The decentralized finance (DeFi) space has been abuzz with a recent proposal from Stani Kulechov, the founder and CEO of Avara — the parent entity for the suite of Aave companies. The proposal suggests dropping support for Polygon markets from the Aave platform, which has sparked a heated debate in the community.

The Background

The proposal to drop Polygon was put forth after an early-stage Polygon Improvement Proposal (PIP) from Allez Labs and Morpho to use stablecoins in Polygon’s proof-of-stake Portal bridge to generate yield. This proposal aimed to create a new revenue stream for the bridge, which has been holding over $1.3 billion in stablecoins.

The Safety Concerns

Kulechov expressed his concerns about the safety risks associated with this proposal. He pointed out that bridge exploits have led to some of the most catastrophic financial losses in DeFi history. As an example, he cited the $100-million Harmony Horizon bridge hack in June 2022, which had devastating consequences for users.

According to Kulechov, the proposed Polygon Improvement Proposal posed an unacceptable safety risk to Aave. He emphasized that the protocol’s security and stability must be its top priority, and any proposal that compromises this must be thoroughly scrutinized.

The Response from Aave Chain Founder Marc Zeller

Marc Zeller, the founder of the Aave chain, had previously submitted a proposal to discourage Polygon users from using Aave and eventually end support altogether.
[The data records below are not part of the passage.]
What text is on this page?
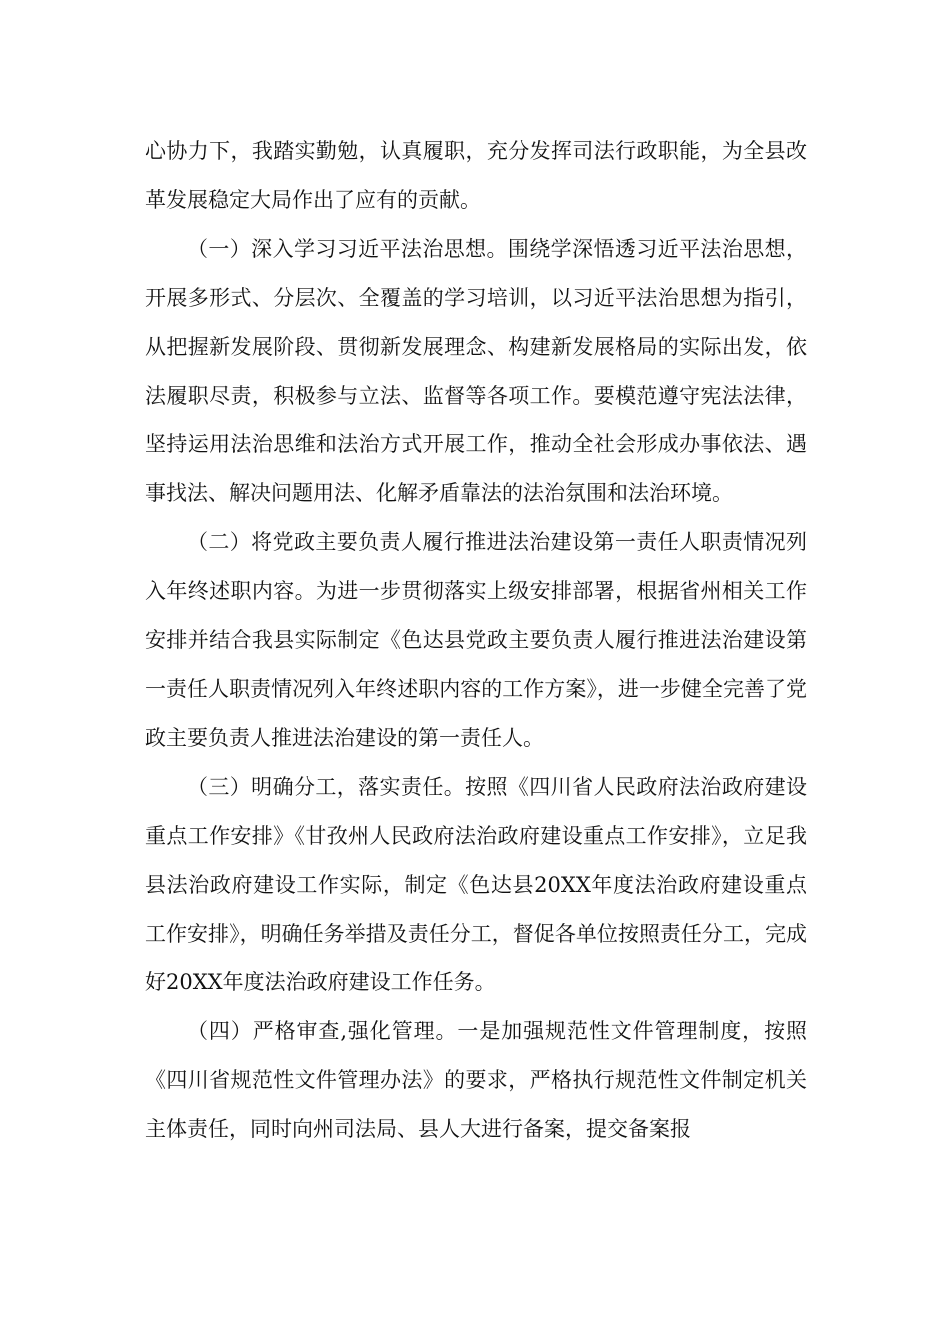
心协力下，我踏实勤勉，认真履职，充分发挥司法行政职能，为全县改革发展稳定大局作出了应有的贡献。

（一）深入学习习近平法治思想。围绕学深悟透习近平法治思想，开展多形式、分层次、全覆盖的学习培训，以习近平法治思想为指引，从把握新发展阶段、贯彻新发展理念、构建新发展格局的实际出发，依法履职尽责，积极参与立法、监督等各项工作。要模范遵守宪法法律，坚持运用法治思维和法治方式开展工作，推动全社会形成办事依法、遇事找法、解决问题用法、化解矛盾靠法的法治氛围和法治环境。

（二）将党政主要负责人履行推进法治建设第一责任人职责情况列入年终述职内容。为进一步贯彻落实上级安排部署，根据省州相关工作安排并结合我县实际制定《色达县党政主要负责人履行推进法治建设第一责任人职责情况列入年终述职内容的工作方案》，进一步健全完善了党政主要负责人推进法治建设的第一责任人。

（三）明确分工，落实责任。按照《四川省人民政府法治政府建设重点工作安排》《甘孜州人民政府法治政府建设重点工作安排》，立足我县法治政府建设工作实际，制定《色达县20XX年度法治政府建设重点工作安排》，明确任务举措及责任分工，督促各单位按照责任分工，完成好20XX年度法治政府建设工作任务。

（四）严格审查,强化管理。一是加强规范性文件管理制度，按照《四川省规范性文件管理办法》的要求，严格执行规范性文件制定机关主体责任，同时向州司法局、县人大进行备案，提交备案报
He suggested adjusting the risk parameters of loans on Aave v2 and Aave v3 on the Polygon network to make it unattractive for Polygon users to deposit funds into the lending protocol.

The Other Side of the Story: Polygon Founder Sandeep Nailwal’s Response

Polygon founder Sandeep Nailwal responded to Aave’s leadership on social media, characterizing the proposal to sever ties as "monopolistic." According to Nailwal, Aave’s leadership had submitted a similar pre-PIP to use stablecoins in the Polygon proof-of-stake bridge to generate yield. Initially, Aave was excited about providing yield-bearing opportunities for the $1.3 billion in stablecoins held in the Polygon Bridge.

Nailwal argued that the Morpho proposal, which was still generally rejected by the Polygon community, was more decentralized and featured incentives that would encourage project development in the Polygon ecosystem. These attractive selling points caused the proposal from Morpho and Allez Labs to gain traction and generate more buzz among the Polygon community than the competing proposal from the Aave leadership.

The Implications

The decision to drop support for Polygon markets has far-reaching implications for the DeFi space. It raises questions about the relationship between lending protocols and layer-2 scaling solutions, as well as the importance of decentralization in these ecosystems.

The debate surrounding this issue highlights the need for greater transparency and communication between different stakeholders in the DeFi space. As the market continues to evolve, it is essential that participants work together to create a more secure, stable, and decentralized environment for all users.

A Complex Issue with No Easy Solutions

The decision to drop support for Polygon markets is not without its challenges. It requires careful consideration of the potential consequences on both Aave and Polygon ecosystems. The proposal has sparked a heated debate in the community, with some arguing that it is necessary for the security and stability of Aave, while others see it as a monopolistic move.

Ultimately, the decision to drop support for Polygon markets will depend on various factors, including the feedback from the community, the analysis of potential risks and benefits, and the willingness of both parties to work together towards a mutually beneficial solution.